In September 1955, Argentine president Juan Domingo Perón (elected democratically in 1952) was overthrown by a military coup named Revolución Libertadora (Liberating Revolution) by its perpetrators. The Revolución Libertadora was supported by the clergy, the moneyed classes and most political parties. At the beginning the revolution was not unpopular due to the oppressive and corrupt nature of the last years of Peron's regime. Moreover, the military government tried to compromise with the defeated Peronists under the motto "Neither victors nor vanquished". However, an internal military coup in November 1955 replaced the de facto government with a junta headed by General Pedro Eugenio Aramburu. The new government relentlessly persecuted and jailed Peronist politicians, labor leaders and even intellectuals. It rolled back worker's rights (mostly attained under Perón).
In June 1956 a military coup was staged with the object of restoring Perón (then in exile) to power. The coup was doomed from the beginning; it was supported only by a few officers (the rank-and-file did not join) and popular support was scarce. One of the leaders of the coup, General Valle and most of the officers involved were apprehended without much of a fight.
Although there were only a handful of casualties involved, Aramburu's government sentenced General Valle and 17 officers to death by firing squad. To find antecedents to this savagery, one would have to go back to the Argentine civil wars in the 1820s. A number of workers and labor leaders were detained and assassinated by the police in a garbage dump in the town of José León Suárez (some survived and managed to escape). The executions were grossly illegal, retroactively based on martial law promulgated after the facts.
Rodolfo Walsh was one of the best and most courageous Argentine journalists (he was killed in 1977 by another military dictatorship). On the testimony of survivors, he reconstructed the José León Suárez killings in the 1957 book Operación Masacre, still in print after more than half a century. The book is the basis of this film.

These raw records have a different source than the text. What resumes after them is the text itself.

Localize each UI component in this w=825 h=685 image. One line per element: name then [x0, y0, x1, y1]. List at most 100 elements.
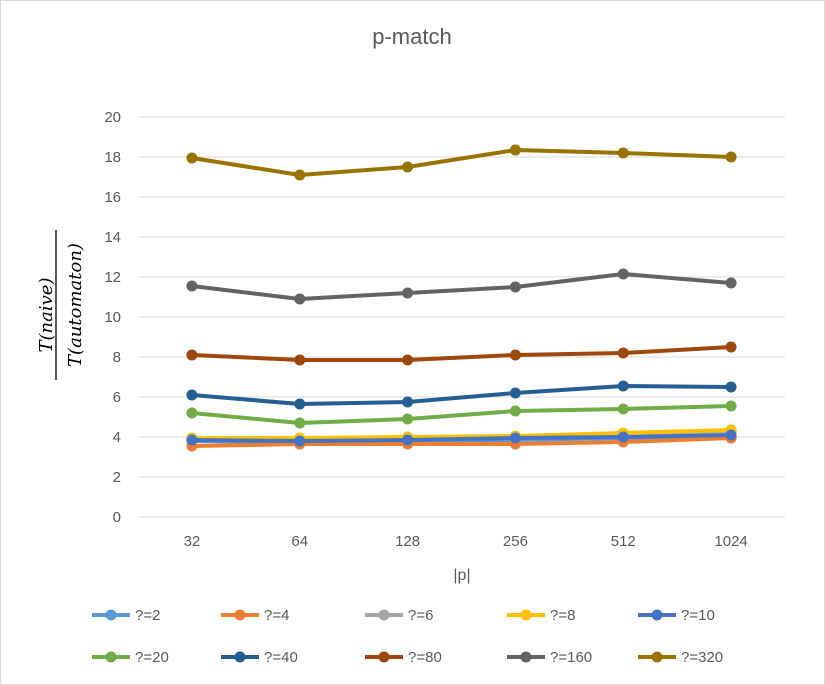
- y-axis-label: T(naive) T(automaton): [36, 230, 86, 380]
- series-line: [189, 404, 734, 425]
- data-point: [402, 287, 414, 299]
- legend-label: ?=2: [135, 607, 160, 624]
- data-point: [402, 354, 414, 366]
- legend-label: ?=40: [264, 649, 298, 666]
- legend-label: ?=8: [550, 607, 575, 624]
- legend-marker: [105, 609, 117, 621]
- x-tick-label: 64: [291, 533, 308, 550]
- series-line: [189, 428, 734, 440]
- data-point: [294, 169, 306, 181]
- series-?=40: [186, 380, 737, 410]
- data-point: [294, 293, 306, 305]
- series-line: [189, 436, 734, 448]
- x-axis-label: |p|: [453, 567, 470, 584]
- legend-label: ?=20: [135, 649, 169, 666]
- legend-label: ?=4: [264, 607, 289, 624]
- series-line: [189, 148, 734, 177]
- data-point: [509, 405, 521, 417]
- data-point: [617, 403, 629, 415]
- series-?=10: [186, 429, 737, 447]
- legend-item[interactable]: ?=6: [365, 607, 433, 624]
- legend-item[interactable]: ?=160: [507, 649, 592, 666]
- legend-item[interactable]: ?=320: [638, 649, 723, 666]
- gridlines: [138, 116, 785, 518]
- x-tick-label: 256: [503, 533, 528, 550]
- legend-marker: [378, 609, 390, 621]
- data-point: [294, 398, 306, 410]
- legend-item[interactable]: ?=10: [638, 607, 715, 624]
- series-line: [189, 433, 734, 443]
- series-?=20: [186, 400, 737, 429]
- data-point: [509, 387, 521, 399]
- data-point: [725, 400, 737, 412]
- data-point: [725, 277, 737, 289]
- y-label-numerator: T(naive): [36, 278, 57, 353]
- legend-item[interactable]: ?=20: [92, 649, 169, 666]
- legend[interactable]: ?=2 ?=4 ?=6 ?=8 ?=10 ?=20 ?=40 ?=80 ?=160 ?=320: [92, 607, 723, 666]
- data-point: [509, 349, 521, 361]
- legend-marker: [105, 651, 117, 663]
- data-point: [402, 161, 414, 173]
- data-point: [186, 280, 198, 292]
- legend-item[interactable]: ?=2: [92, 607, 160, 624]
- y-tick-label: 18: [104, 149, 121, 166]
- legend-marker: [234, 651, 246, 663]
- series-?=320: [186, 144, 737, 181]
- data-point: [509, 281, 521, 293]
- data-point: [402, 434, 414, 446]
- data-point: [725, 381, 737, 393]
- legend-item[interactable]: ?=4: [221, 607, 289, 624]
- y-tick-label: 6: [113, 389, 121, 406]
- series-?=160: [186, 268, 737, 305]
- x-axis-ticks: 32 64 128 256 512 1024: [184, 533, 748, 550]
- legend-label: ?=320: [681, 649, 723, 666]
- x-tick-label: 32: [184, 533, 201, 550]
- y-tick-label: 8: [113, 349, 121, 366]
- chart-title: p-match: [372, 24, 451, 49]
- data-point: [617, 347, 629, 359]
- y-tick-label: 4: [113, 429, 121, 446]
- y-tick-label: 2: [113, 469, 121, 486]
- data-point: [294, 417, 306, 429]
- y-axis-ticks: 0 2 4 6 8 10 12 14 16 18 20: [104, 109, 121, 526]
- legend-item[interactable]: ?=80: [365, 649, 442, 666]
- legend-marker: [520, 651, 532, 663]
- legend-item[interactable]: ?=40: [221, 649, 298, 666]
- legend-marker: [234, 609, 246, 621]
- y-tick-label: 10: [104, 309, 121, 326]
- data-point: [294, 354, 306, 366]
- y-tick-label: 12: [104, 269, 121, 286]
- series-group: [186, 144, 737, 452]
- legend-marker: [651, 651, 663, 663]
- x-tick-label: 512: [611, 533, 636, 550]
- data-point: [402, 396, 414, 408]
- legend-label: ?=6: [408, 607, 433, 624]
- legend-marker: [520, 609, 532, 621]
- data-point: [725, 341, 737, 353]
- data-point: [186, 349, 198, 361]
- data-point: [617, 431, 629, 443]
- data-point: [725, 429, 737, 441]
- y-tick-label: 16: [104, 189, 121, 206]
- x-tick-label: 128: [395, 533, 420, 550]
- x-tick-label: 1024: [714, 533, 747, 550]
- y-tick-label: 14: [104, 229, 121, 246]
- series-line: [189, 384, 734, 406]
- legend-marker: [651, 609, 663, 621]
- series-line: [189, 345, 734, 362]
- data-point: [186, 152, 198, 164]
- legend-label: ?=10: [681, 607, 715, 624]
- data-point: [617, 147, 629, 159]
- legend-label: ?=80: [408, 649, 442, 666]
- data-point: [617, 268, 629, 280]
- data-point: [186, 407, 198, 419]
- data-point: [509, 432, 521, 444]
- data-point: [509, 144, 521, 156]
- data-point: [294, 435, 306, 447]
- legend-item[interactable]: ?=8: [507, 607, 575, 624]
- series-?=80: [186, 341, 737, 366]
- legend-marker: [378, 651, 390, 663]
- legend-label: ?=160: [550, 649, 592, 666]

Director Jorge Cedrón opens and closes his film with newsreel footage. The movie proper is semi-documentary; actors interpret real characters, the script based on recollections of survivors, relatives and witnesses (one of the actors, Julio Troxler, is an actual survivor). Cedrón manages this approach brilliantly and interest never flags.
As the movie points out, the ruthlessness of the military planted a seed of violence that eventually flourished in the Dirty War of 1973-1981.